$Y_i = \frac{2X_i-i}{2n-i}, (1\le i \le 2n-1)$ $Z_i = \frac{2n-i}{2n-i-1}Y_i^2 - \frac1{2n-i-1} (1 \le i \le 2n-2) $
I have to prove that $Y_i$ and $Z_i$ are martingales and calculate the mean and variance of $X_i$
MY ATTEMPT :
Here it was proven that $Y_i$ is a martingale Prove $Y_i = \frac{2X_i-i}{2n-i}, (1\le i \le 2n-1)$ is a martingale
As in that question:
$X_i$ is the money I have after the i-th extraction which is equivalent to the number of white balls that I have up to the i-th extraction. I notice that $0 \le X_i \le i$
Looks like $X_i$ follows a hypergeometric distribution $X_i\sim $Hypergeometric$(2n,n,i)$ , $0\le i\le n$
Assuming the natural filtration $\mathcal F_i=\sigma(X_1,...,X_i)$ I have already proven adaptability and finite mean of $Z_i$. For the martingale property
$E[Z_{i+1}|\mathcal F_i]= \frac{2n-i-1}{2n-i-2}E[Y_{i+1}^2|\mathcal F_i] - \frac1{2n-i-2} $
To compute $E[Y_{i+1}^2|\mathcal F_i]$ I am unsure if the same simplified formula holds as in the non-conditioning case:
$E[Y_{i+1}^2|\mathcal F_i]=E[Y_{i+1}|\mathcal F_i]^2 +Var[Y_{i+1}|\mathcal F_i]\tag{*} ? $
If this is true, how do I compute that variance? I am not arriving to the answer. The problem did warn that it was a complicated calculation, though.
It's the exact same question when it comes to showing that $Z_{i}$ is a martingale. If you know $X_{i}=k$, then $E(X_{i+1}^{2}|X_{i}=k)= (k+1)^{2}P(X_{i+1}=k+1|X_{i}=k)+k^{2}P(X_{i+1}=k|X_{i}=k)$. And I already showed you what $P(X_{i+1}=k+1|X_{i}=k)$ etc are.

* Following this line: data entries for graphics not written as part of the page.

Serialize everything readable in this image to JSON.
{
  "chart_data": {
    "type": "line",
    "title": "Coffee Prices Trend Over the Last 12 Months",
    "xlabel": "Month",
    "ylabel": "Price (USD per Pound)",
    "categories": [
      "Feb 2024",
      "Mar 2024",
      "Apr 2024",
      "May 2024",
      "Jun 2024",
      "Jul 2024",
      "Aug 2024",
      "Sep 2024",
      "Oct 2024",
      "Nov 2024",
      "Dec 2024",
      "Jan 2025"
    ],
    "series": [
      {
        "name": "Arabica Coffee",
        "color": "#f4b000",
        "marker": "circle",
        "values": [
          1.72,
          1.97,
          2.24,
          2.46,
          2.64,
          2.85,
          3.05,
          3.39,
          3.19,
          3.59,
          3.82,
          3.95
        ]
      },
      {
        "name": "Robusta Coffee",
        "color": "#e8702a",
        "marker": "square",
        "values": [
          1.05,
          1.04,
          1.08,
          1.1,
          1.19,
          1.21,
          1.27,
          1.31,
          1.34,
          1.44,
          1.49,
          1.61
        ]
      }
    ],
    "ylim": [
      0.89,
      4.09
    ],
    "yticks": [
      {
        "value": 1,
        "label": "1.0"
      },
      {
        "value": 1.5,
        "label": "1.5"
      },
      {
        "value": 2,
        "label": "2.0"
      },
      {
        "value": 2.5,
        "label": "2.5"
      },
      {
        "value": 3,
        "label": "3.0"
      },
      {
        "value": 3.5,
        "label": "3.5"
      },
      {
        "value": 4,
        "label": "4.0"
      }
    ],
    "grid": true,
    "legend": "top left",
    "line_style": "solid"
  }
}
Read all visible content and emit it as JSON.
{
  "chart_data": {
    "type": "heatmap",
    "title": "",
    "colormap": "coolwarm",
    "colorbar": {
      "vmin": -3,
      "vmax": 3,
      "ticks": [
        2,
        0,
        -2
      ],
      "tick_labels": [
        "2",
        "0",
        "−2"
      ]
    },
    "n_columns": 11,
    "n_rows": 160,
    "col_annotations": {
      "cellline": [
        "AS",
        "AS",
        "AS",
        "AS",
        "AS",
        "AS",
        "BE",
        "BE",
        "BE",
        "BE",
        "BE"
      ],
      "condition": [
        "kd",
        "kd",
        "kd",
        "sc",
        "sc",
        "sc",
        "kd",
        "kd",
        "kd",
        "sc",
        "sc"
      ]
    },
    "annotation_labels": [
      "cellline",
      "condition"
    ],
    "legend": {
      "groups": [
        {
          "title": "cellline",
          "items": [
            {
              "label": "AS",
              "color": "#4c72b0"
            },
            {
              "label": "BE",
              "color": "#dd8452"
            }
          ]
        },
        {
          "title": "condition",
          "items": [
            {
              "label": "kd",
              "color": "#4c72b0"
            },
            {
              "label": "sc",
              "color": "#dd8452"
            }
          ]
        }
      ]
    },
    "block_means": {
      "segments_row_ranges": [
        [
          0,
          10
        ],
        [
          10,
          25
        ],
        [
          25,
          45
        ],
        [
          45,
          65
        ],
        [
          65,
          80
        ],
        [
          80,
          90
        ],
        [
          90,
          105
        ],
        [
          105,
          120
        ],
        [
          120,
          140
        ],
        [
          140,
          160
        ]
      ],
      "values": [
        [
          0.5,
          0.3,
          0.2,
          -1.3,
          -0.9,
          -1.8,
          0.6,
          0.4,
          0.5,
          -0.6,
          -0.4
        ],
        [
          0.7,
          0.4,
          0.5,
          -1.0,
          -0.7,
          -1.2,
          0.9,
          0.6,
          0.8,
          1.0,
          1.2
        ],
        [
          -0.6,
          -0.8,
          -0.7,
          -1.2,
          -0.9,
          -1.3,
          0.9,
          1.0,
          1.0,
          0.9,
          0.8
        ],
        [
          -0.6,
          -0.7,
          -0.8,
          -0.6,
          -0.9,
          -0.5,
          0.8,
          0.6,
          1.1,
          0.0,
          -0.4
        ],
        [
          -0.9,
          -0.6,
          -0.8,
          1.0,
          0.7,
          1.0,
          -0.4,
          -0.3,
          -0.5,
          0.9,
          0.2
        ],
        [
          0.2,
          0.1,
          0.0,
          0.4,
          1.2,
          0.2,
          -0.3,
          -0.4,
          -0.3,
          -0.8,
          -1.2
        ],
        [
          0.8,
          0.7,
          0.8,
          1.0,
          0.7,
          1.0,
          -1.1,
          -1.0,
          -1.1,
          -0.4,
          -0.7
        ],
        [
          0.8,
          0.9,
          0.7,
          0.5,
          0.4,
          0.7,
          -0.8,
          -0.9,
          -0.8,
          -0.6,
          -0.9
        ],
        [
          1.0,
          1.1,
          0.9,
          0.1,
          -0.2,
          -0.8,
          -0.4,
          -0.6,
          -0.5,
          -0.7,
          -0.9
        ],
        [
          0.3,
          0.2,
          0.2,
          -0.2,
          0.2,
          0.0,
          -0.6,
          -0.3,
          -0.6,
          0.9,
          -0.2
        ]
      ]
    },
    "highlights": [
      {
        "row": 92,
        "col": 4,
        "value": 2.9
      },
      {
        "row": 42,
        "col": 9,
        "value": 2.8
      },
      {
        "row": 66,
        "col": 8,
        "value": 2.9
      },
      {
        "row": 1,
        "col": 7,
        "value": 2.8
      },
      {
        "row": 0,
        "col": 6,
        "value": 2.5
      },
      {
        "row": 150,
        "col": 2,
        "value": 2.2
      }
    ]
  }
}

To quote the other question directly
So I'll not even bother to do the verification that $Z_{i}$ is a martingale and you should verify it yourself.
Now, as to calculating the mean and variance, observe that since $Y_{i}$ is a martingale $E(Y_{i+1}|\mathcal{F}_{i})=Y_{i}$ . Hence $E(Y_{i+1})=E(E(Y_{i+1}|\mathcal{F}_{i}))=E(Y_{i})$
Thus, the expectations remains constant.
Thus $\displaystyle\frac{2E(X_{i})-i}{2n-i}=E(Y_{i})=E(Y_{1})=\frac{2E(X_{1})-1}{2n-1}$ .
Now calculate $E(X_{1})=1\cdot\frac{n}{2n}+0\cdot\frac{n}{2n}=\frac{1}{2}$ which is just your expected profit after first draw and use the above relation to find $E(X_{i})$.
Hence, you now know $E(Y_{i})$ . Now as $Z_{i}$ is a martingale, $E(Z_{i})=E(Z_{1})$. From this, you can find a relation between $E(Y_{1}^{2})$ and $E(Y_{i}^{2})$ and use that to find $E(Y_{i}^{2})$ in terms of $E(Y_{1}^{2})$ which is easily calculable. Now you expand $Y_{i}^{2}$ out and use everything that you have calculated to find $E(X_{i}^{2})$ in terms of $E(X_{1}^{2})$ and $E(X_{1})$ and then find the variance by using $Var(X_{i})=E(X_{i}^{2})-(E(X_{i}))^{2}$.
Expect to do some long and tedious but elementary calculations though. It is often the case that in such questions, it essentially becomes a middle school level tedious algebra question where you have some equations given and you have to find a certain value by eliminating variables.